Scientists are examining novel feeding strategies to improve gut development, defense functions, health and performance of piglets to develop effective ways to supplement the diets of newly-weaned piglets without using antibiotics. The team is evaluating the influence of administering nutraceuticals (vitamins, trace minerals) and functional feed ingredients (cranberry, milk by-products, yeast-derived products, probiotics, prebiotics) during lactation and the peri-weaning period to best meet piglets’ needs according to their stage of development.

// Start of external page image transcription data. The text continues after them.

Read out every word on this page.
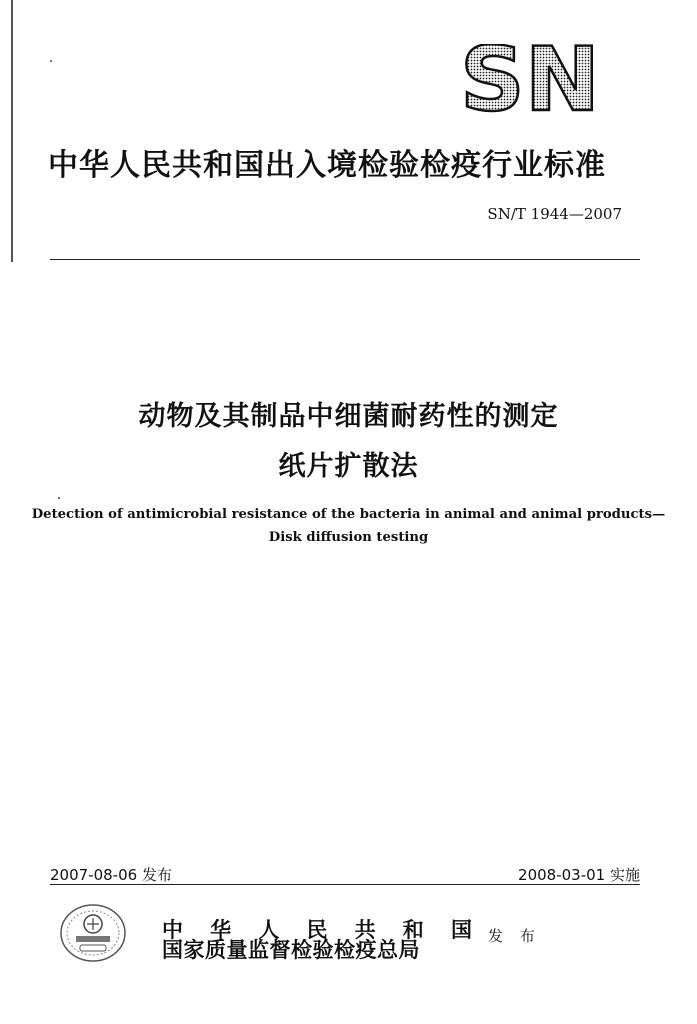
SN
中华人民共和国出入境检验检疫行业标准
SN/T 1944—2007
动物及其制品中细菌耐药性的测定
纸片扩散法
Detection of antimicrobial resistance of the bacteria in animal and animal products—
Disk diffusion testing
2007-08-06 发布	2008-03-01 实施
中 华 人 民 共 和 国
国家质量监督检验检疫总局
发 布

Results of the studies showed that feeding piglets a diet supplemented with colostrum and a specified cocktail which combines several effective nutritional supplements demonstrated significant potential towards growth performance without antibiotics. The two dietary treatments supplemented with a combination of nutraceuticals and functional feed ingredients (cocktail diet; cocktail diet + bovine colostrum) clearly improved the vitamin status of piglets after weaning. However, the cocktail diet with colostrum had a greater positive impact than the other dietary treatments on bacterial populations in the gut of piglets after weaning and after inflammatory challenge induced by lipopolysaccharides from Escherichia coli or Salmonella infection.

These results suggest that the colostrum diet improved the intestinal health of piglets. Antibiotic, cocktail and colostrum diets had different effects on gene expression in the intestinal tissue and their actions were generally more marked for low weight piglets. It appears, therefore, that low weight piglets could benefit from the colostrum and cocktail diets even more than high weight piglets. More in depth research is still required before specific recommendations can be made.

This research is part of a larger multidisciplinary project that involves Canadian swine researchers with expertise in physiology, immunology, microbiology, and nutrition from Sherbrooke Research and Development Centre, Guelph Research and Development Centre, and universities (Laval, Montreal, Guelph and Alberta), funded through the Canadian Swine Research and Development Cluster. Together they are examining these underlying mechanisms that influence swine health in order to capitalize on potential synergies between different sow and piglet feeding strategies that were evaluated.